There are a couple of reasons which go hand-in-hand.

  1. This is the way D3 was designed to be used.I will qualify this statement by saying that, since I didn't design D3, technically I don't know if this is true. That said, having read a lot of Mike Bostock's (and others') writing on best practices for D3, this seems to be the "right way"
  2. Because of this, when you implement things this way, things are more likely to "just work".
  3. Also because of this, debugging becomes easier because you're not trying to resolve any conflicts between your mental model and the model D3 adopts.

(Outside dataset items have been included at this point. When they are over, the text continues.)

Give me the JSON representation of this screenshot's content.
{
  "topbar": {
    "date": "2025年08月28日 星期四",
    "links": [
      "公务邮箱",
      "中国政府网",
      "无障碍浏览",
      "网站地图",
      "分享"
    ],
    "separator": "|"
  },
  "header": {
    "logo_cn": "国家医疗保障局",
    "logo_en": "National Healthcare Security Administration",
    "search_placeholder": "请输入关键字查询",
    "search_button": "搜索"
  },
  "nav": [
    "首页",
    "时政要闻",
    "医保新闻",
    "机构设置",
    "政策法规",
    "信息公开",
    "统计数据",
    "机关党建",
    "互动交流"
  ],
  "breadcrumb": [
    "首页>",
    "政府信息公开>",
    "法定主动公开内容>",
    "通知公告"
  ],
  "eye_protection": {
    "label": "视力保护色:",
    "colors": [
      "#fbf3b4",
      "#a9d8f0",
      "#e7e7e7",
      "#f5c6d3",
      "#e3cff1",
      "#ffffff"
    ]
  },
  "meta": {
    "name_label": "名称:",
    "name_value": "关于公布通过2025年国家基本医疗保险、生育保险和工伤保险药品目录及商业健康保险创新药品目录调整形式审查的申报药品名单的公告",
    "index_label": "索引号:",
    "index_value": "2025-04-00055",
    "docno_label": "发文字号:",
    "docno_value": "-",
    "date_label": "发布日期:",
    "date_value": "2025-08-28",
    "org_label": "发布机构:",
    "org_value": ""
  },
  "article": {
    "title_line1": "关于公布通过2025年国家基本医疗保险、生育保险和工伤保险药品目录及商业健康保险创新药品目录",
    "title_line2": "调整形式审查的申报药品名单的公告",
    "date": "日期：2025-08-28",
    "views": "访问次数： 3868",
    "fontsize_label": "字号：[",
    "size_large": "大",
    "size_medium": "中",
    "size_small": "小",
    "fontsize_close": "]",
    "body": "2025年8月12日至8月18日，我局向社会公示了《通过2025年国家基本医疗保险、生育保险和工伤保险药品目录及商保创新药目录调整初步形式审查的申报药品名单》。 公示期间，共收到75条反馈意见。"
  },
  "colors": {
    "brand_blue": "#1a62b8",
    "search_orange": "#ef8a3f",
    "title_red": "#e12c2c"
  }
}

I'll provide an example of how you might be tempted to do things, and how those end up causing headaches later on. The tl;dr is that problems arise when you don't separating elements, data, and functions effectively.

In the past, I used to do this a lot:

// draw axes
g.append("path").datum(data).attr("d", line)

Why is this bad? We don't save our selections, and you can think of this as treating the path element as bound to this specific datum.

What does that mean? If we want to change our data, we will update data and run that code again, but since we don't keep a pointer to the path element, we end up just appending another path. Instead of redrawing the line, we draw a new line. Additionally, if we wanted our graphic to be responsive (that is, resize when the browser window resizes), we need to update and redraw our axes. That means we should also keep pointer to the axes elements.

Moral of the story? Set up your elements once, then use D3 functions to bind data and draw many times. Since you're not creating a new element every update, D3 can keep track of the current bound data and update accordingly. This also lets you use D3 transitions more easily.